MILLCREEK TOWNSHIP SECRETARY/TREASURER Virginia “Ginny” McKisson (left) was presented the 2018 Outstanding Individual Award by Clarion County Association of Township Officials president Bergen Dilley during the 98th annual CCATO convention held at the Knox Fire Hall on Thursday, Sept. 27.

KNOX – For the 98th year, area township officials gathered together at the Knox Fire Hall last week for the Clarion County Association of Township Officials (CCATO) Convention.

The annual day-long convention has always served as a way for township officials to exchange ideas and receive up-to-date information on how to best serve the communities, but for the past 28 years CCATO has recognized an outstanding county individual and township during an afternoon awards ceremony.

Nominated by fellow elected or appointed township officials or CCATO officers, recipients of both the individual and township awards are selected for efforts put forth in achieving “outstanding accomplishments” to benefit their community and to protect and improve the quality of life and safety for their residents in the past year.

This year’s recipient of the Outstanding Individual Award was Virginia “Ginny” McKisson, secretary/treasurer of Millcreek Township.

“I’m beyond thankful that the [township] supervisors nominated me to receive this award,” McKisson said following the awards ceremony on Thursday, Sept. 27. She also extended her appreciation to the local elected officials for all their hard work in the township as well. “I’m looking forward to continuing my work with the township and improving how things are.”

McKisson, a Redbank Valley High School graduate, has worked for Millcreek Township since 2015.

“Prior to becoming our secretary/treasurer, Ginny had sufficient knowledge to undertake the difficult task of getting our municipality back on course,” township supervisor Anne Andes wrote of McKisson in her nomination letter to CCATO officials. Andes commended McKisson for her “outstanding bookkeeping and organizational skills,” and credited her for increasing her knowledge by attending workshops and training sessions for the betterment of the township.

“Ginny never hesitates to seek guidance,” Andes continued. “She is not afraid to reach out to neighboring municipalities, county officials or state officials for assistance. Simply put, Ginny does what is necessary to make sure the job is done correctly.”

In just a few short years, Andes explained, McKisson was “instrumental” in getting Millcreek Township back in good financial standing by utilizing various financial institutions to secure the best loan rates for necessary township purchases.

“Although frustrating at times, Ginny persevered by setting her sights on the end goal,” Andes wrote.

Concluding her nomination, Andes said that McKisson has demonstrated “a true concern” for Millcreek Township.

“While working with Ginny, I have personally witnessed the ease with which she understands and communicates with the residents of Millcreek Township,” she said. “Ginny pays attention to detail and uses good judgement while performing her duties. She works well with the road crew, and her pleasant demeanor has created an extremely positive work environment.”

For the first time in several years, CCATO did not present an Outstanding Township Award for 2018.

“No one submitted anything to us,” CCATO secretary/treasurer Steve Allison noted during the awards presentation. He urged the large group of local, county and state elected officials to submit any and all township projects, big or small, that have benefited residents.

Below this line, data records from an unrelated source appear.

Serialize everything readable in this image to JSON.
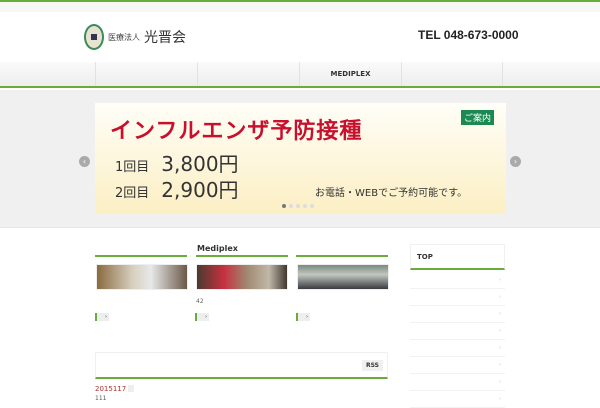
{
  "header": {
    "org_prefix": "医療法人",
    "org_name": "光晋会",
    "tel": "TEL 048-673-0000"
  },
  "nav": {
    "items": [
      "",
      "",
      "MEDIPLEX",
      "",
      ""
    ]
  },
  "slider": {
    "title": "インフルエンザ予防接種",
    "badge": "ご案内",
    "rows": [
      {
        "label": "1回目",
        "price": "3,800円"
      },
      {
        "label": "2回目",
        "price": "2,900円"
      }
    ],
    "note": "お電話・WEBでご予約可能です。",
    "prev": "‹",
    "next": "›",
    "slide_count": 5,
    "active_slide": 1
  },
  "main": {
    "section_title": "Mediplex",
    "count": "42",
    "rss": "RSS",
    "news": [
      {
        "date": "2015117",
        "title": "111"
      }
    ]
  },
  "sidebar": {
    "title": "TOP",
    "row_count": 8
  }
}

Projects don’t necessarily have to be completed by a single township either. For example, Allison cited last year’s township award winners, Clarion and Millcreek townships, for their collaborative Ashbury Bridge improvement project.

“I’d really like to see townships recognized for what they do, either individually or collaboratively,” Allison said, encouraging township officials to resubmit past projects for future award consideration. “Submit any project you do, whether it’s big or small.”

According to the organization’s website, CCATO was formed in 1920 to fill the need for a centralized organization to support Clarion County’s 22 townships and to amplify each municipality’s individual voice at the county and state levels.

“Our association was formed for the purpose of discussing ideas that will help improve township governments,” the website states. “We look for and put into practice constructive methods concerning the assessment of property, the collection of taxes, the construction, improvement and maintenance of roads and the promotion of mutual co-operation among the member townships.”